Vivan Sundaram, Quartet (detail), from the series Re-Take of Amrita, 2001 


During the previous decade, Sundaram mined the family archive of photographs made by his grandfather, Umrao Sher Gil (1870-1954), who belonged to a wealthy family of landowners in the Punjab. From 1904 to the 1940s, he photographed his friends and family: his wife, a Hungarian opera singer, his two daughters and their cousin, and the young Vivan himself.

In a series titled Re-take of Amrita, Sundaram created a series of vivid photomontages, with Amrita, Gil’s daughter, the artist’s aunt, and a key figure in modern Indian painting, as the central subject. Trained in Florence and Paris, she was heavily inspired by Cézanne and Gauguin. Back in India in 1935, the traveled throughout the south of the country, painting, until her sudden death in 1941 at the age of 28.

In the catalogue for an exhibition of this work in Munich, in 2006, the curator writes, “Vivan Sundaram chooses particular moments and guides attention, via specific arrangements, to the hidden expressions in the found images of the family. Under his direction the protagonists give a second performance and go a step farther than was initially intended. 

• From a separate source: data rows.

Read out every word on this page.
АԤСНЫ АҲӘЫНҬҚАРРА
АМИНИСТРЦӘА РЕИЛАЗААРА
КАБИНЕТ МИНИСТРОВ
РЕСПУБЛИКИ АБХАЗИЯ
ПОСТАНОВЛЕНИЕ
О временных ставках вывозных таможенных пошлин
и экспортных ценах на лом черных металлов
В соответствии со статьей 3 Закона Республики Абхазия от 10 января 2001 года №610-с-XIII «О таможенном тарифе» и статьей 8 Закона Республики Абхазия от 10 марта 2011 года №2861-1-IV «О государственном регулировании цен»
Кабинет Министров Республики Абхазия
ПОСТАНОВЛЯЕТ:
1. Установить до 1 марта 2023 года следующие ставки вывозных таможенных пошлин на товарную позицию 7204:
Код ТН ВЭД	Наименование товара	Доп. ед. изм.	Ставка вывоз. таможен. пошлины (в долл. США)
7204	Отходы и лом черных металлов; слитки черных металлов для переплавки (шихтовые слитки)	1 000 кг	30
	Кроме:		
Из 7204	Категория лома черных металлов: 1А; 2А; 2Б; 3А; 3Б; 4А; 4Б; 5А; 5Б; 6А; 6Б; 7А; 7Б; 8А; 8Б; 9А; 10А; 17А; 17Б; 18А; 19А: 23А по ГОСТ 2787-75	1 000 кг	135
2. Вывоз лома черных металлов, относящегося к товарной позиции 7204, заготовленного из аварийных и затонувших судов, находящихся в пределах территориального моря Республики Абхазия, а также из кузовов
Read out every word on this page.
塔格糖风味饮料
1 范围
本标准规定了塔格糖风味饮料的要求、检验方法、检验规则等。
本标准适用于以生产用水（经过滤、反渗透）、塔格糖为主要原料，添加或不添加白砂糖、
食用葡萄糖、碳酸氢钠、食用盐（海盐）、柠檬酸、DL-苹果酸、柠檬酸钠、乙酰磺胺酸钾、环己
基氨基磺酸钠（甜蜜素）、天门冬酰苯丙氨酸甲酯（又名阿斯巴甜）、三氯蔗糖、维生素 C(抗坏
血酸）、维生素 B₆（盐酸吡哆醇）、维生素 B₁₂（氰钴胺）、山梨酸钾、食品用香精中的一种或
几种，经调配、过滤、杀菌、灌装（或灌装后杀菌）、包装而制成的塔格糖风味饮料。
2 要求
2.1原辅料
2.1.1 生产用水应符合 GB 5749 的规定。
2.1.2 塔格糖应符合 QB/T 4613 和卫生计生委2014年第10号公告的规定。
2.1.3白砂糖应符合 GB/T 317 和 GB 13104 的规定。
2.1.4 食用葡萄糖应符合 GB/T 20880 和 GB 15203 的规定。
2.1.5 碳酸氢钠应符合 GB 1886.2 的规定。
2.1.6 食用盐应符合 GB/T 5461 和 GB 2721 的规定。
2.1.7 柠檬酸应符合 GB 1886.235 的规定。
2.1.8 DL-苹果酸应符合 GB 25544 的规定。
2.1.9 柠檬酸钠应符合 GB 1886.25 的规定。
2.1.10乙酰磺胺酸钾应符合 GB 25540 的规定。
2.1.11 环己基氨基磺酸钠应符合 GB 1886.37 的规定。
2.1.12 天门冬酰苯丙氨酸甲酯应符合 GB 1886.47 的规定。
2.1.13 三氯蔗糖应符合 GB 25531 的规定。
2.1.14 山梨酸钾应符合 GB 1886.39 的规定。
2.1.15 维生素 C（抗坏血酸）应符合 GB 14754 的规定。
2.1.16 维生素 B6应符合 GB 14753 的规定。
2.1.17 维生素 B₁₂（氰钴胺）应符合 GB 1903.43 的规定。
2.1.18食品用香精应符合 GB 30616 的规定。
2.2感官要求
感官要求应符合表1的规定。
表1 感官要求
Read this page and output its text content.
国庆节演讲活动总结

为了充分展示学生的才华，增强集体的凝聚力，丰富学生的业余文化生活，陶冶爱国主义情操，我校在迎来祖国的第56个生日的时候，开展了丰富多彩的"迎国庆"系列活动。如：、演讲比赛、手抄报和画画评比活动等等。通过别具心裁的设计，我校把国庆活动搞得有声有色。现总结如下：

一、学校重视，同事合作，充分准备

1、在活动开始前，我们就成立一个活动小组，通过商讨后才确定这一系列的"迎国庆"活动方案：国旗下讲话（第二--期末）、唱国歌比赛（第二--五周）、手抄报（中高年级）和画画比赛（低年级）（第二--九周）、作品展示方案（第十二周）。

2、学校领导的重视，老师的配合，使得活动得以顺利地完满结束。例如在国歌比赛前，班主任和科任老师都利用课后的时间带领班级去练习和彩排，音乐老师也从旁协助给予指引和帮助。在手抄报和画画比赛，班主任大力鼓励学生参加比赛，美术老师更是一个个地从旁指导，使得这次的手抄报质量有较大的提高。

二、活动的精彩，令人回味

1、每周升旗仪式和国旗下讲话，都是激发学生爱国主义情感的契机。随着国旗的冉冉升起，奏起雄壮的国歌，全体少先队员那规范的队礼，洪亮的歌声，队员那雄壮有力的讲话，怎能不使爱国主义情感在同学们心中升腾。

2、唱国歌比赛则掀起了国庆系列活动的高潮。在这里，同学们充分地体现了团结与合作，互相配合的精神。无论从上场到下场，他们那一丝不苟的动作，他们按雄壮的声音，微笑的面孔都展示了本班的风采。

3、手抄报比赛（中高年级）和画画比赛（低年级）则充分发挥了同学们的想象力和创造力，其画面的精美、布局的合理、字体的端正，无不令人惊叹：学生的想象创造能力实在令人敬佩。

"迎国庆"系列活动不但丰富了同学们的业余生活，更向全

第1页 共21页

“The effect that springs from the confrontation of female and male narcissism, the father's intense visual interest in his daughter, as well as the duplication of a figure, is increased here to a perturbing degree. Without expanding on the idea, Amrita herself once spoke of the ‘hothouse atmosphere’ that dominated her family life. In Re-take of Amrita it becomes obvious what she may have meant by this... The artificiality of his arrangements remains constantly present for the viewer. In this way, his position enters the works as a contemporary artist, who views this pathos at a distance since the ideas of home and abroad and of residing and traveling have been qualified as opposites for him.”

 


Three images from Sundaram’s Ajant Caves and Khajuraho Temples series, currently on view at SepiaEye Gallery


Sundaram is represented in New York by SepiaEye Gallery, where a body of work from his youthful days is currently on view in the group exhibition, I need my memories. They are my documents. In a series of images based on photographs from the Ajant Caves and Khajuraho Temples, the artist made black, inky drawings over the classical figures, with inscriptions that re-direct the male gaze in a way that imparts a high-low take on the oldest examples of India’s art traditions. In a sense, Sundaram has “re-taken” Indian classical art from its colonial captors, creating a contemporary statement about ownership and agency.

Work by Vivan Sundaram is on view through October 31 at SepiaEye Gallery, 547 West 27th Street, NY, NY. The exhibition catalogue for Re-take of Amrita (Sepia International and the Alkazi Collection 2006) is available.